When deleting records, don’t move the following records behind; but rather link all the free records on a free list.
Variable Length Records
Store attributes in order, with the actual data of the var length fields stored after fixed length fields. Firstly var length attr stored as <offset, length of attribute>. Note that this pair is stored with fixed length, 4 Bytes in this case.
Slotted Page Structure
Records can be moved to make the free space contiguous. It is not possible to store a pointer to a record directly, instead to point to the record entry in the header.
####
Large Files Handling - Fragment the blob/clob into smaller files which are stored using the filesystem, and store the location to these files in db
File Organization
Heap - Place a records anywhere you find space
Sequential - Sort the records based on a search
key, so that finding data is easier. Not good for large databases $\mathcal{O}(n\log n)$
B+ Tree has ordered storage with both inserts and deletes, and Hashing on the search key might specify the block where the record needs to be placed.
Heap
Where the fuck do I store my data?
Searching the entire heap for free space is very bad, so we use a free space map. A few bits at the start of each block may indicate what fraction of the block is free.

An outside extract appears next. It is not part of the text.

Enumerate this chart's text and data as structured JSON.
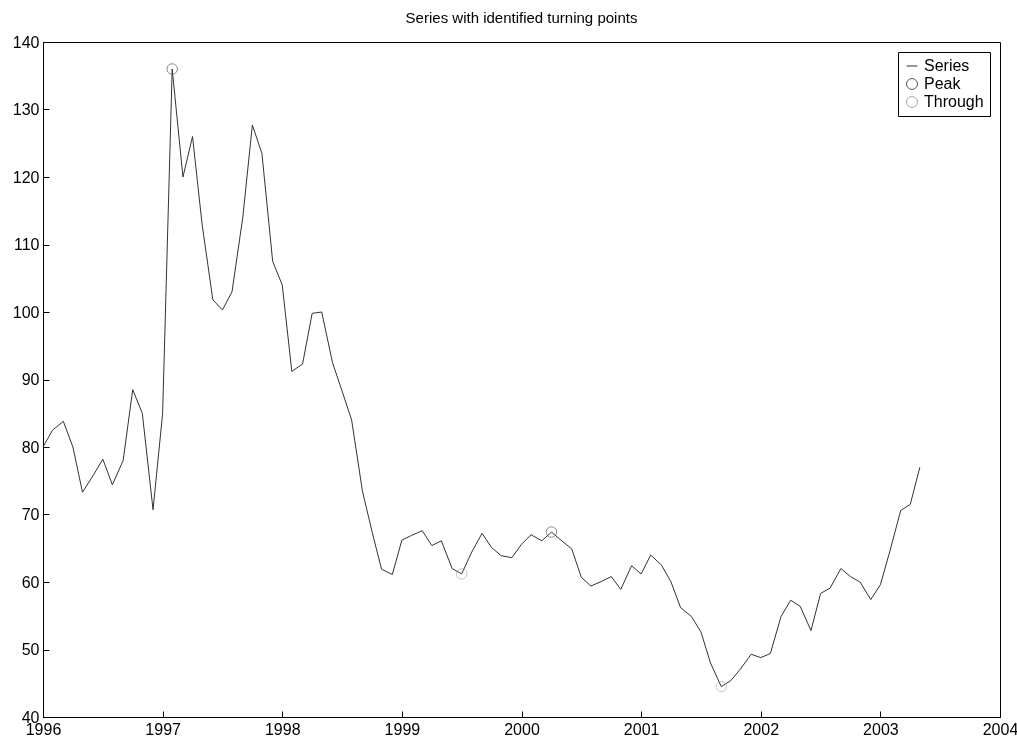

Second Level Bit Map could store the maximum of every four entries from the first level free map.
First Level Example
Corresponding second level example
This free space map is written to the disk periodically. However, notice that updated need not necessarily change the map values; meaning that it is okay to store old values. We would have to keep updating the data periodically to ensure that they aren’t largely out of sync.
Sequential
Note that they need not be sequential physically, but a linked list of pointers is ordered sequentially. (So much for $\mathcal{O}(\log n)$ search I guess, whats the point of a linked list)
reorganization of data takes time.
didnt pay attention for one sec and the prof skipped few slides whaaaa
Metadata
Consists of
- names, types and length of each attributes
- names of each relation
- names and definitions of views
- integrity constraints
- user information (including passwords)
- statistical data, such as number of tuples in a relation
- physical file allocation information (eg. how is the data stored, where is it stored)
- Indices information